In Schirnach angekommen ging es Richtung Fischingen direkt wieder bergauf . Und wieder bergab. Ich entdeckte das erste Schild zum Jakobsweg, allerdings zeigte es nach Fischingen in die Richtung aus der ich kam, während das Gelbe Wanderschild in die andere Richtung nach Fischingen zeigte. Ich hatte keine Lust zurück zu laufen, also folgte ich dem gelben Schild - bergauf. Und natürlich direkt wieder bergab. Ich hatte mit dem Wetter immer noch "Glück", während es um mich herum aus der Ferne Donnerte, brannte auf mich immer noch die Sonne herab. Würde mich nicht wundern, wenn ich morgen üblen Sonnenbrand hätte.Dann endlich ein Schild, "Fischingen 25 min" allerdings mal wieder rechts den Hang rauf. Darauf hatte ich diesmal keine Lust - man konnte bereits den Kirchturm geradeaus im Tal sehen. Also suchte ich auf der Karte einen anderen Weg und siehe da, nach 5 min stieß ich wieder auf den offiziellen Jakobsweg, der wohl die ganze Zeit gemütlich am Bach Murg entlang lief. Ich schnappte mir noch eine Handvoll Nässe und trank mein letztes Wasser, bevor es an die letzten 2km ging. Die gingen mal wieder auf ziemlich rutschigem Schotter dem Bach entlang aufwärts. Die dunklen Gewitterwolken kamen inzwischen bedrohlich nahe und auf dem Schotter muss ich mir wohl doch eine Blase (am Fuß) geholt haben. Ich war froh endlich das Dorf Fischingen erreicht zu haben. Das zog sich nochmal ordentlich und die Beizen lockten mit allerlei Leckereien (Borscht!), hatten aber allesamt Montag Ruhetag. So ging es halbwegs zügig zum Kloster Fischingen. Nichts erwartete ich sehnlicher als eine kalte dusche und die Schuhe wechseln zu können.

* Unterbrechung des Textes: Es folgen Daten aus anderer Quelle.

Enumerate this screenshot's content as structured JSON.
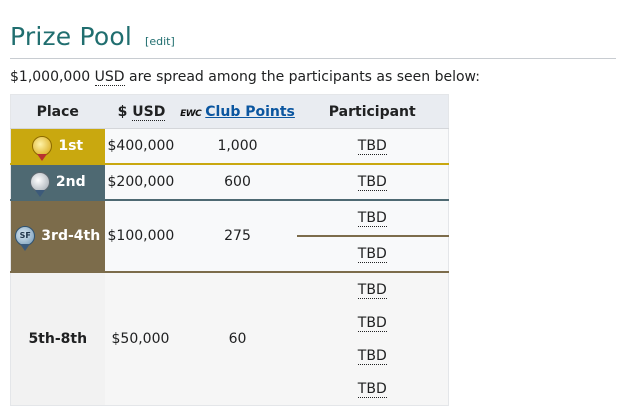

Das Kloster ist unheimlich modern. Zu meiner Freude bin ich allein im 20-Bett-Zimmer (zumindest bisher, sicher taucht heute Nacht noch irgendein Polter-Pilger auf). Die Einrichtung ist super modern, alles sehr sauber und unglaublich ruhig. Rucksack ins Schließfach und ab unter die Dusche. Der Blick aus dem Fenster zeigt, draußen gießt es inzwischen in Ströhmen! Da hab ich richtig Glück gehabt. Die Fuß-Situation ist halbwegs ok, die Socken verstoßen als Biologische Waffen sicher gegen die Genfer-Konventionen und mein Fuß sieht aus als wäre ich den ganzen Tag schwimmen gewesen, aber immerhin nur eine Blase, die dafür aber ordentlich groß. Sehr gut ist auch die bereitstehende und kostenlos nutzbare Waschmaschine. Mein Hemd und die Socken drehen dort gerade ihre Runden, während ich auf dem Bett liege und schreibe. Die Bluetooth-Tastatur, die ich am Samstag in Lörrach verzweifelt gesucht habe, hat sich vorhin im Rucksack gefunden und so bin ich wohl der erste Pilger der ein Keyboard durch die Schweiz schleppt. Allerdings wiegt sie nicht viel und es lässt sich deutlich besser tippen als auf dem Handy oder Tablet.